Aptly put by Heather of Freespirit Freshcut fabric fame, I'm regularly "zapped by the nostalgia fairy.", particulary with each return to my childhood home in Seattle. This last time, I brought back from there an envelope of pictures from when I was little, a couple of bundles of my grandmother's letters from the 1920's, and a few other things from my childhood.

September 1972. I turned 3 that same month. In the yard at my grandma and great-grandma's house in south Seattle. (After my grandpa died, my grandma moved in with her mother. They were gardeners, not sewers or knitters, by the way.) Flowery pants and smiley face sweatshirt. Even the plastic margarine containers on the table had great prints on them. And that picnic table with chairs that folds down into a suitcase? Someone gave us one a few years ago and we turned around and gave it away for some silly reason. They weigh a ton, but I'd loooove to have one now. Instant picnic table for a family of four anytime, anywhere.

March 1973. Sun Valley, Idaho. I was three and a half. My first placeable memories are from this spring break trip with my family and I remember SO MUCH about it, I suppose because it was outside of the rhythm of everyday life. My grandma,
"Nana", came along to spend the days with me while my parents and older brothers skied. I skied for the first time here, as well, and there's a great family movie my brothers made called "Nana Goes Skiing" from that trip, too. AND I remember those flowery stripey pants so very well, too. HOW I LOVED THEM. I wore them until there were holes in the knees and then my mom cut them off and made them into shorts (more on that in another post, maybe tomorrow.) Those reindeer fur boots from Norway? I still have them and both of our boys wore them, too.

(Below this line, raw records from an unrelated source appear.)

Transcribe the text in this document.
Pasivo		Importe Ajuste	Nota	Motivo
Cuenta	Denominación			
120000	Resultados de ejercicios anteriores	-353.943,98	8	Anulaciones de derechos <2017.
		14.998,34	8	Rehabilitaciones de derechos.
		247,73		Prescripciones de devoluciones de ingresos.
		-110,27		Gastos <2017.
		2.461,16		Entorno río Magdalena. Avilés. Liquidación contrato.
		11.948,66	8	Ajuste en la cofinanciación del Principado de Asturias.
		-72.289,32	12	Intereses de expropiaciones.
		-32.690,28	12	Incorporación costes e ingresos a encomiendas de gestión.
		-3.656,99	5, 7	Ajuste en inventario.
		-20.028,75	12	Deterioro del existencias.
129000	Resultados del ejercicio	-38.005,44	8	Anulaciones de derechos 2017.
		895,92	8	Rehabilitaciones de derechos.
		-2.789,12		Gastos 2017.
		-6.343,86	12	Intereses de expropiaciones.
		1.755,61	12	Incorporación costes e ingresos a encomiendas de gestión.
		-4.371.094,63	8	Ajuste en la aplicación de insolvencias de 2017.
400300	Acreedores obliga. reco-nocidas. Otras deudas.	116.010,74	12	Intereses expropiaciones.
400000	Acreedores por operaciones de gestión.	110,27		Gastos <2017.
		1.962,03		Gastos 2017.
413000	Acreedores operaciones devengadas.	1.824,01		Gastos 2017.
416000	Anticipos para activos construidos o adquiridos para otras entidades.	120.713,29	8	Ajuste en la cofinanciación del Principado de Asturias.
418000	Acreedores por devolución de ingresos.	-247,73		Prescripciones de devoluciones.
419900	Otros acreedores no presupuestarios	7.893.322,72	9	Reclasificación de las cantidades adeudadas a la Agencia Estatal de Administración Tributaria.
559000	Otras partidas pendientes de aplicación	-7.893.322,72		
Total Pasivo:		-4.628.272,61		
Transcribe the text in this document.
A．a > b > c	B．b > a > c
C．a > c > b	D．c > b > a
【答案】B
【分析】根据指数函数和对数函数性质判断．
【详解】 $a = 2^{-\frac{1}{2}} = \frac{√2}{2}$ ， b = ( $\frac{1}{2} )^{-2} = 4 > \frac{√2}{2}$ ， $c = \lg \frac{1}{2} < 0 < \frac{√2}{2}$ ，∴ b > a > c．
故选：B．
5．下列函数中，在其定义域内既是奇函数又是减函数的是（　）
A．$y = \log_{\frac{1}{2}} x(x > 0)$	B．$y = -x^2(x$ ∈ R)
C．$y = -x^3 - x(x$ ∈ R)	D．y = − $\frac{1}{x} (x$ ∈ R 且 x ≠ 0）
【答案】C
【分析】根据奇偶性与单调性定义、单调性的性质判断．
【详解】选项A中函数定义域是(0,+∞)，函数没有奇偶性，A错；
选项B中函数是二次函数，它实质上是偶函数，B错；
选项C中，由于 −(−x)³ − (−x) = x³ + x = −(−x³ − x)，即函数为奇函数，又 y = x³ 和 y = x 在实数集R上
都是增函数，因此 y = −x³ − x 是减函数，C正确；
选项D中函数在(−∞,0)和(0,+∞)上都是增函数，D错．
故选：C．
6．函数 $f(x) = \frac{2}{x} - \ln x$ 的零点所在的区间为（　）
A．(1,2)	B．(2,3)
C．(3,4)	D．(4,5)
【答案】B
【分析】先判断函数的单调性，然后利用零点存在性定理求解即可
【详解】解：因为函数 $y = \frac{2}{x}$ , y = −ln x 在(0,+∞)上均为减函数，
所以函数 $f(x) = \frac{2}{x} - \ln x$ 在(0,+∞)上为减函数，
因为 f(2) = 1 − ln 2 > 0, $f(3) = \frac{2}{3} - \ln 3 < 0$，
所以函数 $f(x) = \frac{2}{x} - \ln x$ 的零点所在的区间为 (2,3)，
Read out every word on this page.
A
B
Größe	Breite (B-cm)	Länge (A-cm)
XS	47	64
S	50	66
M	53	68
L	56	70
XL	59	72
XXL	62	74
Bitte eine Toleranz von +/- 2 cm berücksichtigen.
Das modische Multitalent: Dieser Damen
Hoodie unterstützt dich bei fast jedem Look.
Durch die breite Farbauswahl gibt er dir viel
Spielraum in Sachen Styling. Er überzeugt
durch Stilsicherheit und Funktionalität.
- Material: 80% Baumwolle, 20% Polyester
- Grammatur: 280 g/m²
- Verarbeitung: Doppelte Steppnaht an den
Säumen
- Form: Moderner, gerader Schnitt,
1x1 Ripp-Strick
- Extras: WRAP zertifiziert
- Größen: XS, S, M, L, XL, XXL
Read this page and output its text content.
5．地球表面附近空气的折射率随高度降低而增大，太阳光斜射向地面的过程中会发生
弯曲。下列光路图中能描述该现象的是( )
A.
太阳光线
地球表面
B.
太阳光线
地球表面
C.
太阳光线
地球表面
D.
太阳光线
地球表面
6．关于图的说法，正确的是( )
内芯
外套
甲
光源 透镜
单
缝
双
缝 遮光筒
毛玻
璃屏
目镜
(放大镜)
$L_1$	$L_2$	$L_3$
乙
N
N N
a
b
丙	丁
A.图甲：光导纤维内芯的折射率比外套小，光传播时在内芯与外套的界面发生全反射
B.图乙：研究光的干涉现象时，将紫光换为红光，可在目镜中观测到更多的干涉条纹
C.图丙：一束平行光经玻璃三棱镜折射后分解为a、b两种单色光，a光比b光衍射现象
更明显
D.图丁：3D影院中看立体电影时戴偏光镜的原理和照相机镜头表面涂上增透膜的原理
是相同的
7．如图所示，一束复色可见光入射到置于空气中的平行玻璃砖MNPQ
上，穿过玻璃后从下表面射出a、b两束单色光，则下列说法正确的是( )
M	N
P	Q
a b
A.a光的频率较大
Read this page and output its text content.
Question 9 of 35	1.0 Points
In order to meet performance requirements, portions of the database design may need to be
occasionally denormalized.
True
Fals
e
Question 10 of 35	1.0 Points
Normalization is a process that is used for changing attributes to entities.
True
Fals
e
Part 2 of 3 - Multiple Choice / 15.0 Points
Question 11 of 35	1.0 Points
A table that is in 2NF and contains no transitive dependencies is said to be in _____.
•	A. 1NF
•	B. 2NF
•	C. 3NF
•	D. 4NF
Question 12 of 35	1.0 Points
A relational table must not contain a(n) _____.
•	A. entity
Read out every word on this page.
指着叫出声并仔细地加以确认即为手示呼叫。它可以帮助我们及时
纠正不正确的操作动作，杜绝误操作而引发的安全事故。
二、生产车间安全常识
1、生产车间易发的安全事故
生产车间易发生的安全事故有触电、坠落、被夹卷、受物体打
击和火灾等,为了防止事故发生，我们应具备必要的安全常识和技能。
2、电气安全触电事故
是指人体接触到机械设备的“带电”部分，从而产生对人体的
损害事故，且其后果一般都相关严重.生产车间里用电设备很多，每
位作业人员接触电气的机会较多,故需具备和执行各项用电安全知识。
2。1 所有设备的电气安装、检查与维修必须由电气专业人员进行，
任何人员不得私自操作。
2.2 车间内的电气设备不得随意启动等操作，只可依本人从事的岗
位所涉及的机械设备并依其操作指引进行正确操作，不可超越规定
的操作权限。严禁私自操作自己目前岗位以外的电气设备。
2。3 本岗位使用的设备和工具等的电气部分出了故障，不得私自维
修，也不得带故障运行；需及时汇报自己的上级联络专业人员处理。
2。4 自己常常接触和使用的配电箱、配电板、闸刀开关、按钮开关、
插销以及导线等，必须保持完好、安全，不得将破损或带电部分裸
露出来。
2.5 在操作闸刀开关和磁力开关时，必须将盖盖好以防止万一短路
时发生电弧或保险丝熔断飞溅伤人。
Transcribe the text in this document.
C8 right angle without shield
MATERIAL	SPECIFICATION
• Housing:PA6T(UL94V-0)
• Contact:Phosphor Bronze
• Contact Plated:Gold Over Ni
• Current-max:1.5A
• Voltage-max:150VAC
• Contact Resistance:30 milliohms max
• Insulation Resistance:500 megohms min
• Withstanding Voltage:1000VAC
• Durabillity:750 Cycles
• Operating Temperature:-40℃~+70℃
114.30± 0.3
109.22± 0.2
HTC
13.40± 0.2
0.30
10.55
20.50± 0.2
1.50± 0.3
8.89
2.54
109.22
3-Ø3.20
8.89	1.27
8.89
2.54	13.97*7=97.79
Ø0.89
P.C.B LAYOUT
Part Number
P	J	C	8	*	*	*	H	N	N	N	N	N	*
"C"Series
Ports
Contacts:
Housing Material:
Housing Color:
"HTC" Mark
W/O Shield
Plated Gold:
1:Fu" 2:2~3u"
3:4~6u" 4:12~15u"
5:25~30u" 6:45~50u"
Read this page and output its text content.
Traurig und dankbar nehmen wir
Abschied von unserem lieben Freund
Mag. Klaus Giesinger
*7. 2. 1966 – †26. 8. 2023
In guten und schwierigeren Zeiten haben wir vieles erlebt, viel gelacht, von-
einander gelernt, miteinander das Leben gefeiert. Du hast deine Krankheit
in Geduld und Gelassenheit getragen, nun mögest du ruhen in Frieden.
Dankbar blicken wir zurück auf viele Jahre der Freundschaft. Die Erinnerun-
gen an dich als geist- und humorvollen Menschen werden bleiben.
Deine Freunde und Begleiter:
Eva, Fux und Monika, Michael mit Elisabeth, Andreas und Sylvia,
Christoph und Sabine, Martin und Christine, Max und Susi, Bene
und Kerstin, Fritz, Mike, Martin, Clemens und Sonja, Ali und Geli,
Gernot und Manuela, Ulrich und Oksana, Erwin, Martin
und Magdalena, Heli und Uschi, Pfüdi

Is it any wonder I'm attracted to the prints in the quilt from yesterday's post? My family was in no way hippies. They were middle class parents busy raising children, oblivious to much of the counter culture of the late 60's and early 70's. These are the fabrics of my childhood, just the fabrics of the time. Bright, naive, optimistic prints at another time when our country was in the thick of a terrible war, one that I didn't even know had taken place during my own lifetime until I was half way through high school, believe it or not.
I had pants in that Tic-Tac-Toe print and I know there are either pictures or a movie of me wearing them and playing baseball in the backyard but I couldn't find one anywhere. Melody commented yesterday that her grandma had a blouse in that same print and that she herself had a whole wardrobe in the light blue with daisy print!


One more, just because:

Oh, and one more treasure brought back from Seattle:

A binder Nana put together of the pictures I drew for her throughout my early childhood. She put together one of these notebooks for each of her six grandchildren but, being the only grandaughter, mine is flowered. There are also several binders full of my dad and his brother's drawings from when they were young in the 30's and 40's. Yeah. She was one of those grandmas who saved everything. I'm afraid I've inherited the nostalgia gene.
More trips to come down memory lane through the fabrics of my life throughout the next week or so. Sorry. Hang in there. I'd love to hear others' stories and read posts about the fabrics of your childhoods and how they intertwine with your own memories and work their ways (or don't) into your lives now.